[ Apr.2018 ] Now it was lunch time in Sulmona, a town in Abruzzo in the middle of Italy.
Our guide, Guido, took us to a restaurant called Il Vecchio Muro, which he had been to once before and liked.
We shared a cheese dish, which was similar to the Argentinian Provoleta, and an egg dish for the starter.
The cheese was really good.
I chose a dish of pork medallions for the main, which was simple but good.
My husband chose a dish of spare ribs, but it was very different from the ones we have seen in Germany and other countries.
It was much softer and not too fatty.
Guido had a pasta dish served in a bowl made of cheese, which looked good, too.
We had a bottle of local Montepulciano D’Abruzzo, which was a good, strong, firm red with 14% alcohol content.
We liked it so much that we ordered more bottles online later on.
After lunch, Guido took us to an old confetti factory just outside the town, which is also a confetti museum.
‘Confetti’, in England, refers to small pieces of colourful paper that are usually thrown over a newly married couple, but, in Italy, it means sugar-coated almond sweets.
Sulmona is famous for it.
You can see vivid coloured confetti sold all over the town.
The factory we went to was called Pelino and was founded in 1783.
Nowadays, you can buy a pack of confetti easily, meaning they are not too expensive, but in the past, because the sugar was valuable, only certain upper class rich people bought it as a gift for special occasions.
Even now, people give confetti for special occasions.
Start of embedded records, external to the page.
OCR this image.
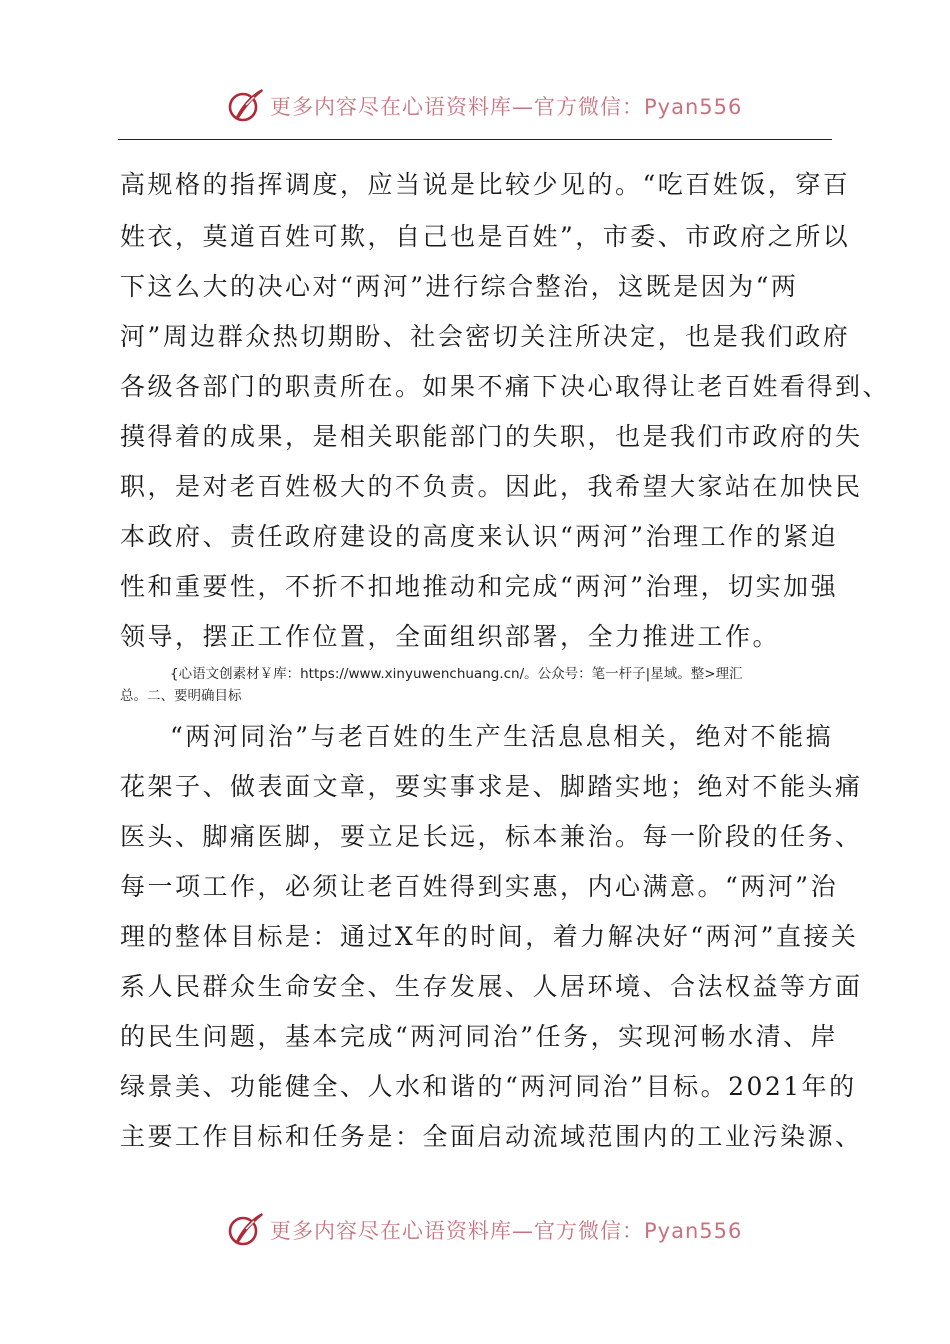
更多内容尽在心语资料库—官方微信：Pyan556
高规格的指挥调度，应当说是比较少见的。“吃百姓饭，穿百
姓衣，莫道百姓可欺，自己也是百姓”，市委、市政府之所以
下这么大的决心对“两河”进行综合整治，这既是因为“两
河”周边群众热切期盼、社会密切关注所决定，也是我们政府
各级各部门的职责所在。如果不痛下决心取得让老百姓看得到、
摸得着的成果，是相关职能部门的失职，也是我们市政府的失
职，是对老百姓极大的不负责。因此，我希望大家站在加快民
本政府、责任政府建设的高度来认识“两河”治理工作的紧迫
性和重要性，不折不扣地推动和完成“两河”治理，切实加强
领导，摆正工作位置，全面组织部署，全力推进工作。
{心语文创素材￥库：https://www.xinyuwenchuang.cn/。公众号：笔一杆子|星域。整>理汇
总。二、要明确目标
“两河同治”与老百姓的生产生活息息相关，绝对不能搞
花架子、做表面文章，要实事求是、脚踏实地；绝对不能头痛
医头、脚痛医脚，要立足长远，标本兼治。每一阶段的任务、
每一项工作，必须让老百姓得到实惠，内心满意。“两河”治
理的整体目标是：通过X年的时间，着力解决好“两河”直接关
系人民群众生命安全、生存发展、人居环境、合法权益等方面
的民生问题，基本完成“两河同治”任务，实现河畅水清、岸
绿景美、功能健全、人水和谐的“两河同治”目标。2021年的
主要工作目标和任务是：全面启动流域范围内的工业污染源、
更多内容尽在心语资料库—官方微信：Pyan556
For example, you give white confetti at a wedding, red confetti for graduations, pink confetti when a girl is born and blue confetti if it is a boy.
By the way, if you are giving confetti for a wedding, there must be an odd number of sweets.
Because the odd numbers cannot be divided into two, it suggests an indissoluble marriage.
Also, an odd number is a good omen for the birth of a baby, because the arrival of a child between two people brings the number of family members to three.
The colourful flower-shaped confetti sold in the town are for ornaments, as they last a very long time.
The history of confetti is long.
The first document mentioning them is from the end of the 15th century.
In the early 18th century, there were 12 factories in Sulmona, but now there are only 9.
In the museum, we saw some exhibitions of old tools and old boxes and so on.
There was a room with a video showing how the confetti is made and, according to that, it seemed that all of the workers in this factory were women.
The leaflet we got there says that they still use the copper basins from the 19th century.
Apparently, they are good for making the traditional sugar coated almond confetti.
Now, there are many kinds of confetti, including hazelnut confetti, and, amazingly, some even contain coriander seeds.
The chocolate ones are relatively new, they say.
I tried the chocolate ones and they reminded me of the sweet, called Marble Choco, I used to eat in Japan.